Und wie sieht es mit dem kaputten Fernseher aus? Twee-Q sagt: "@fernseherkaputt retweeted 52% men and 48% women. This gives a Twee-Q of 9.4." Das ist jedoch nur eine Seite der Medaille. In diesem Zusammenhang soll der Gender-Gap in der Tag-Cloud nicht verschwiegen werden. Auf der Startseite unter "Schlagwörter" aufgelistet werden derzeit nur Personen, die in mindestens vier Blog-Artikeln erwähnt werden. Anfang September waren das neun Männer und nur drei Frauen. U.a. durch diese Artikelreihe verschlechterte sich das Verhältnis seitdem weiter auf 13:4. Es gibt also Aufholbedarf.

Am besten schnitten wenig überraschend dezidiert feministische Accounts ab. Beate Hausbichler (@b_hausbichler), die auf diestandard.at viele lesenswerte Texte zur Fernsehauge Rubrik beisteuert, retweetet laut Twee-Q zu 61 % Frauen und zu 39 % Männer. Der Twitter-Account zum von Brigitte Theißl betriebenen Denkwerkstatt Blog (@denkwerkstatt) retweetet zu 67 % Frauen und zu 33 % Männer. Auf die exakt gleichen Werte kommt der Twitter-Account des feministischen Filmkritik Netzwerkblog Bitchflicks (@bitchflicks).

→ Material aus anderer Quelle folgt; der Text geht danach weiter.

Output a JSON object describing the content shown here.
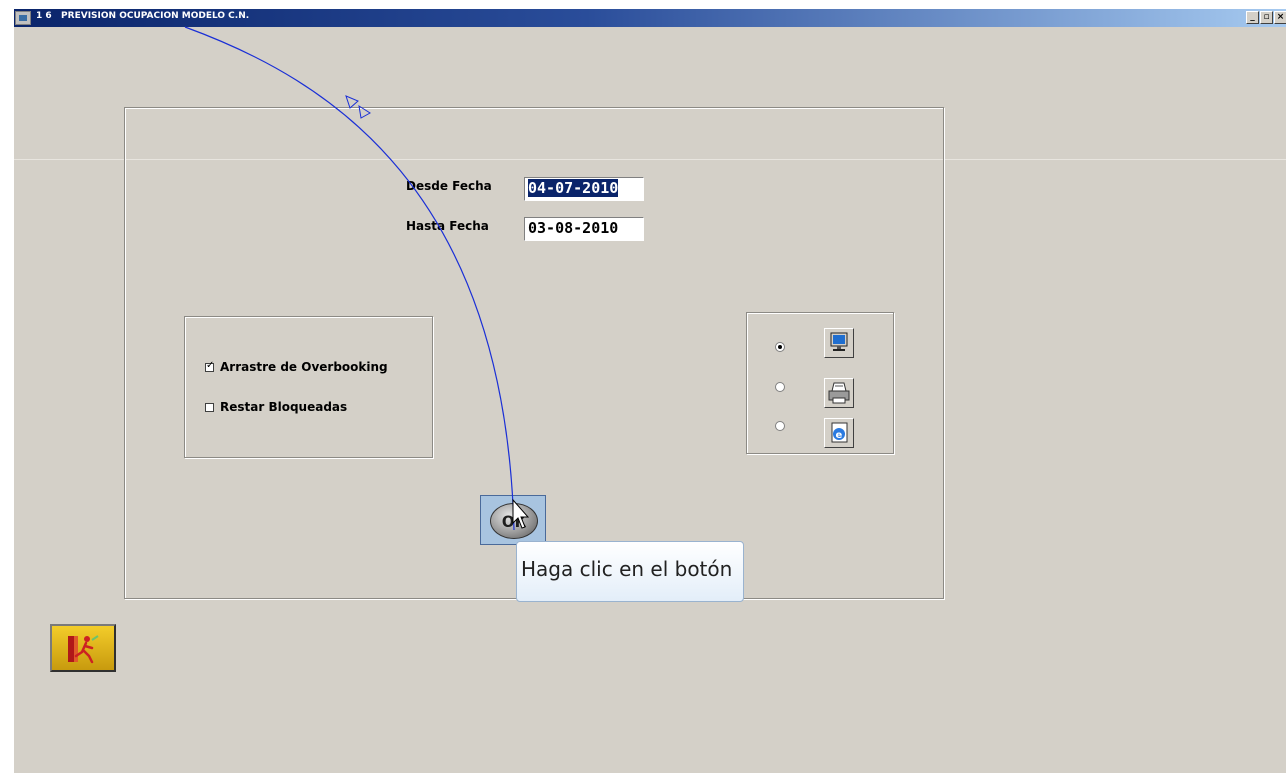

Auffällig ist, dass die Werte umso besser sind, desto mehr sich die Fernseh- bzw. MedienkritikerInnen in einem gesellschaftskritisch-feministischen Feld positionieren. Auch der Frauenanteil in den jeweiligen Projekten, dürfte zusätzliche Impulse in Richtung ausgeglichenes Retweet-Verhältnis geben. Accounts von Männern schnitten tendenziell deutlich schlechter ab, als Accounts von Frauen.

Es ist schade, wenn TV- und Medienkritik, was die Frage geschlechtsspezifischer Bewertung von Information betrifft, die Medienanstalten und TV-JournalistInnen, die Gegenstand ihrer Kritik sein müssten, imitieren. Diese - ich hoffe - unbeabsichtigte Reproduktion herrschender geschlechtsspezifischer Repräsentation gilt es zu hinterfragen und bewusst zu verändern.

"Twitter Equality Quotient" (1): TV-Journalismus in Österreich
"Twitter Equality Quotient" (2): Unterhaltung
"Twitter Equality Quotient" (3): Fernsehsender

Disclaimer
Sämtliche Abfragen wurden zwischen 2. und 3. September 2012 durchgeführt. Alle genannten Zahlen sind mit Vorsicht zu genießen. Sie geben zwar eine Tendenz wieder - wer sich tatsächlich hinter den jeweiligen Accounts verbirgt, ist anhand des Twitter-Profils aber oft nicht eindeutig auszumachen. Erst recht nicht, wenn die Abfragen - wie bei Twee-Q - automatisiert passieren. Die Veröffentlichung dieser Zahlen ist nicht als Angriff auf einzelne Accounts und die dahinterstehenden Personen zu verstehen, sondern soll als Denkanstoß bezüglich des individuellen Retweetverhaltens dienen.